Часть 1
4 сентября 2021 г. в 16:00
Под водой время течёт медленно, словно неповоротливый кашалот. На глубину почти не попадают лучи солнца, но если и достигают они дна, то не сжигают дотла бледную кожу. Здесь не ощутишь лютого мороза и радостной весенней капели, не увидишь пушистые облака, подобные причудливым земным животным и не вдохнёшь аромат покрытых росой ландышей.
Время не властно над Унари. И она терпеливо ждёт своего драгоценного мужа, который принесёт с собой не только саке, но и отблески солнца в серебряной чешуе, прохладный ветер, запутавшийся в волосах, и летящую, свободную улыбку. С ней Мизуки был честен, и вплетая в волосы Унари земные цветы, улыбался чуть печально, но тепло, от чего сердце Унари билось, как рыбка в сетях.
Пускай он приходил всего раз в год, этот срок — ничто для них. Унари не наблюдала смену пор года и не ждала любовных писем, однако готовилась все эти дни к его появлению так, словно от этого зависела её жизнь. Самые прекрасные перламутровые жемчужины, вкуснейшая рыба, изящные гребни и драгоценные дары моря, сокровища с затонувших кораблей: Унари подарила бы Мизуки весь океан, сразилась бы с морским владыкой и отдала бы Мизуки всё, всё!..
И своё тело, и свою душу, и своё сердце.
Когда он опускался в тёплые воды Окинавы, Унари чувствовала это. Море замирало. Стихали шторма и бури, поднималась к поверхности рыбы. Они приветствовали своего господина и вели его в сад, где Унари не находила себе места и теребила хагоромо, которое носила уже скорее по привычке.

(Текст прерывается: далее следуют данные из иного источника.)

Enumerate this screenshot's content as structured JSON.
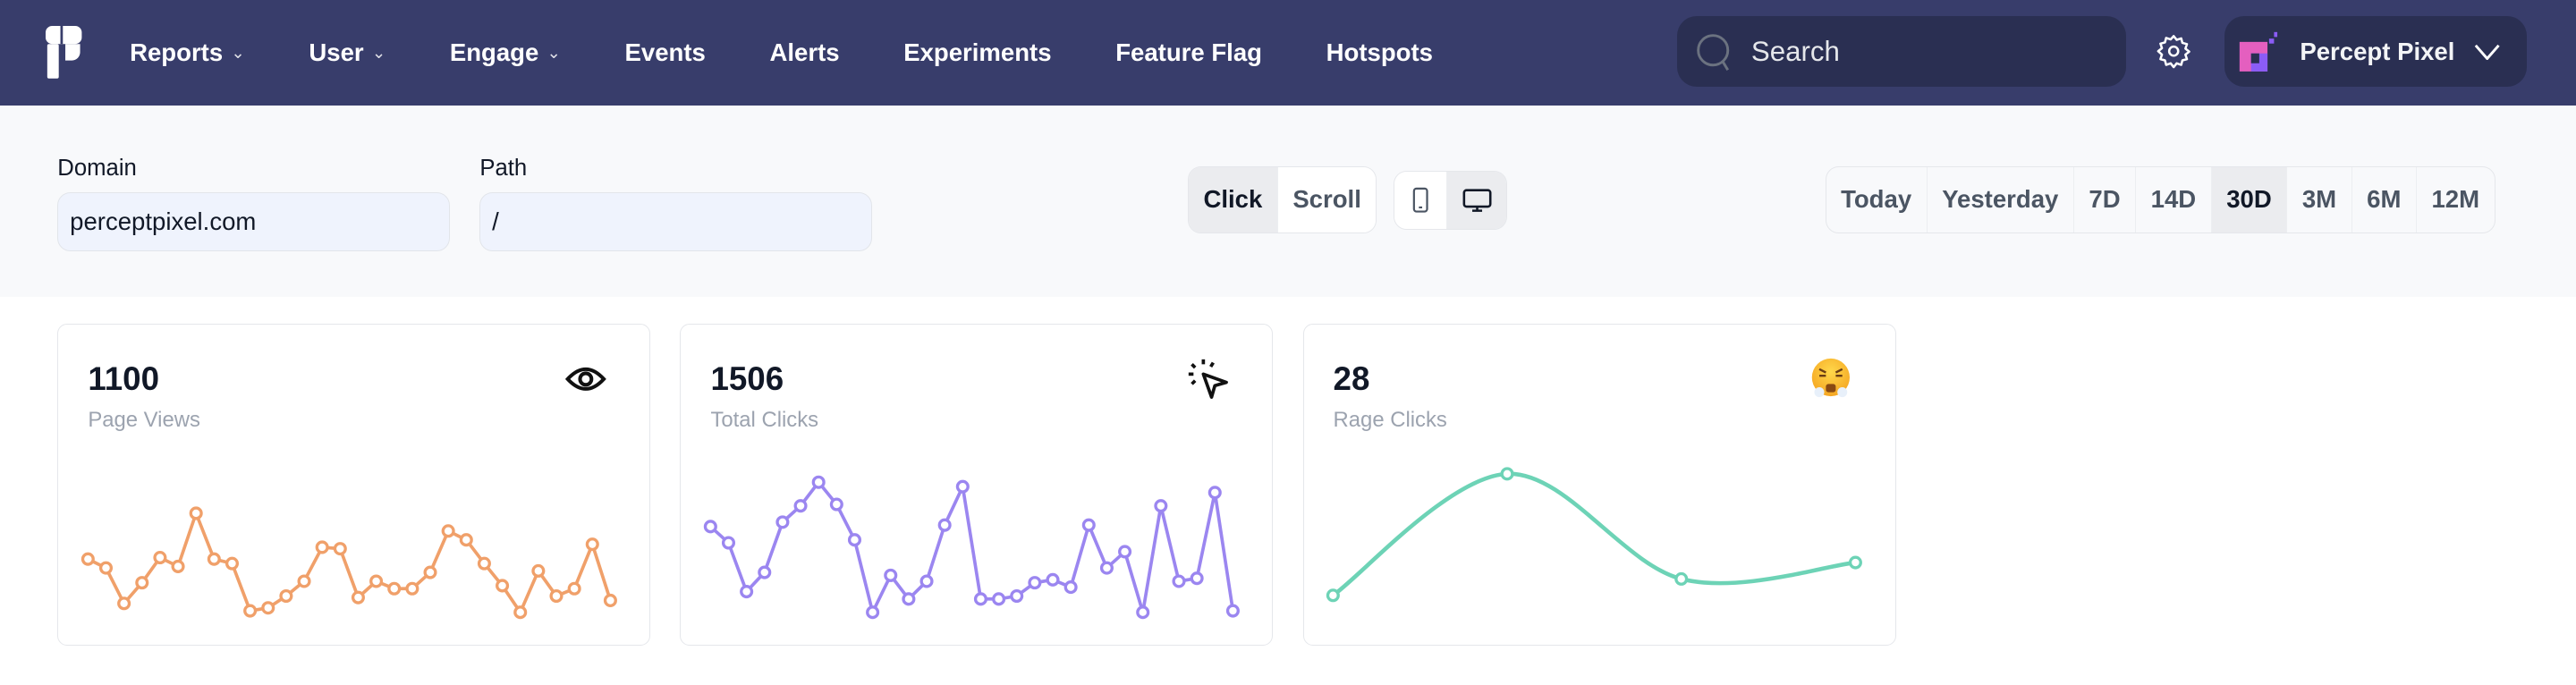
{
  "nav": {
    "menu": [
      {
        "label": "Reports",
        "dropdown": true
      },
      {
        "label": "User",
        "dropdown": true
      },
      {
        "label": "Engage",
        "dropdown": true
      },
      {
        "label": "Events",
        "dropdown": false
      },
      {
        "label": "Alerts",
        "dropdown": false
      },
      {
        "label": "Experiments",
        "dropdown": false
      },
      {
        "label": "Feature Flag",
        "dropdown": false
      },
      {
        "label": "Hotspots",
        "dropdown": false
      }
    ],
    "search_placeholder": "Search",
    "workspace": "Percept Pixel",
    "bg_color": "#383d6b"
  },
  "filters": {
    "domain_label": "Domain",
    "domain_value": "perceptpixel.com",
    "path_label": "Path",
    "path_value": "/",
    "mode": {
      "options": [
        "Click",
        "Scroll"
      ],
      "selected": "Click"
    },
    "device": {
      "options": [
        "mobile-icon",
        "desktop-icon"
      ],
      "selected": "desktop-icon"
    },
    "range": {
      "options": [
        "Today",
        "Yesterday",
        "7D",
        "14D",
        "30D",
        "3M",
        "6M",
        "12M"
      ],
      "selected": "30D"
    }
  },
  "cards": [
    {
      "value": "1100",
      "label": "Page Views",
      "icon": "eye-icon"
    },
    {
      "value": "1506",
      "label": "Total Clicks",
      "icon": "cursor-click-icon"
    },
    {
      "value": "28",
      "label": "Rage Clicks",
      "icon": "angry-face-emoji-icon"
    }
  ],
  "chart_data": [
    {
      "type": "line",
      "color": "#f0a06a",
      "ylim": [
        0,
        50
      ],
      "smooth": false,
      "values": [
        19.5,
        16.5,
        4.5,
        11.5,
        20,
        17,
        35,
        19.5,
        18,
        2,
        3,
        7,
        12,
        23.5,
        23,
        6.5,
        12,
        9.5,
        9.5,
        15,
        29,
        26,
        18,
        10.5,
        1.5,
        15.5,
        7,
        9.5,
        24.5,
        5.5
      ]
    },
    {
      "type": "line",
      "color": "#9b86f0",
      "ylim": [
        0,
        50
      ],
      "smooth": false,
      "values": [
        30.5,
        25,
        8.5,
        15,
        32,
        37.5,
        45.5,
        38,
        26,
        1.5,
        14,
        6,
        12,
        31,
        44,
        6,
        6,
        7,
        11.5,
        12.5,
        10,
        31,
        16.5,
        22,
        1.5,
        37.5,
        12,
        13,
        42,
        2
      ]
    },
    {
      "type": "line",
      "color": "#6dd3b6",
      "ylim": [
        0,
        90
      ],
      "smooth": true,
      "values": [
        13,
        87,
        23,
        33
      ]
    }
  ]
}
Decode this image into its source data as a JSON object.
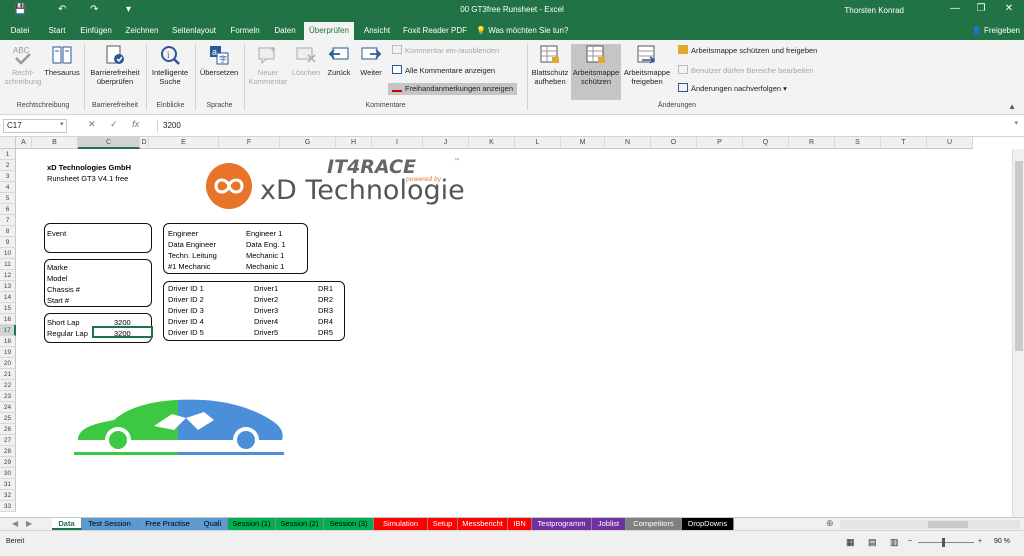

Мизуки говорил: «ты прекрасна» и снимал вуаль сразу, как только мог дотянуться, и в такие минуты Унари чувствовала себя одновременно беспомощной и счастливой. Голос Мизуки заглушал причитания матери и других русалок, ведь Мизуки считал её рога и глаз чудесными, а не уродливыми, ведь он касался их — и на его лице читалась безграничная нежность.
Изо всех сил Унари старалась быть для него идеальной женой; и хотя приходилось ей делить своего мужа с земной богиней, она была счастлива уже от того, что кто-то помнил о ней. Их с Мизуки словно соединяла невидимая нить, тянущаяся сквозь толщу воды к небесам. Засыпая, Унари прижимала ладонь к груди и тихо смеялась, а после пела песню в надежде, что её отголоски достигнут ушей Мизуки: сквозь ракушки и шум прибоя, в рёве ветра и брызгах солёных капель.
Он для неё — целый мир, она для него — половина.
Унари не считала годы, но они не щадили людей; Мизуки нёс ей рассказы о жизни наверху, делился мыслями, жаловался иногда и трогательно засыпал на её хвосте. Унари не подглядывала в его сны, но знала: он боится. За ту, что подарила ему свет, за Нанами, которая не становилась моложе. Век людей печален и короток, люди — хрупкие существа. Унари должна бы радоваться скорой смерти соперницы, но она делила с Мизуки и его счастье, и его горе. Если ему больно, то как смеет она смеяться и танцевать?
Если его сердце рвётся на куски, то чем она может помочь?..
— Унари, — тот день не отличался ото всех предыдущих. Но Унари, как акула, чуяла кровоточащую рану, раздула хищно ноздри и подплыла к Мизуки, заключая его в объятия. Её чудесный, самый лучший муж пытался улыбаться, но глаза его были полны слёз. — Унари, пожалей меня. Мне очень плохо.
— Я спою тебе, милый, — Унари сгорбилась, прижимая голову Мизуки к своей груди. — Засыпай. Пока ты со мной, тебе не будет больно…
В песне не было ни смысла, ни магии; она укутывала Мизуки тёплым течением, защищала от мира и страданий. Мизуки рыдал ей в плечо, обвив ногами-или-уже-хвостом, а Унари бережно обнимала его и надеялась, что бедный супруг её когда-нибудь снова сможет улыбнуться.
Пусть не скоро. Это неважно. Она подождёт. Потому что половина её мира всегда будет принадлежать ему.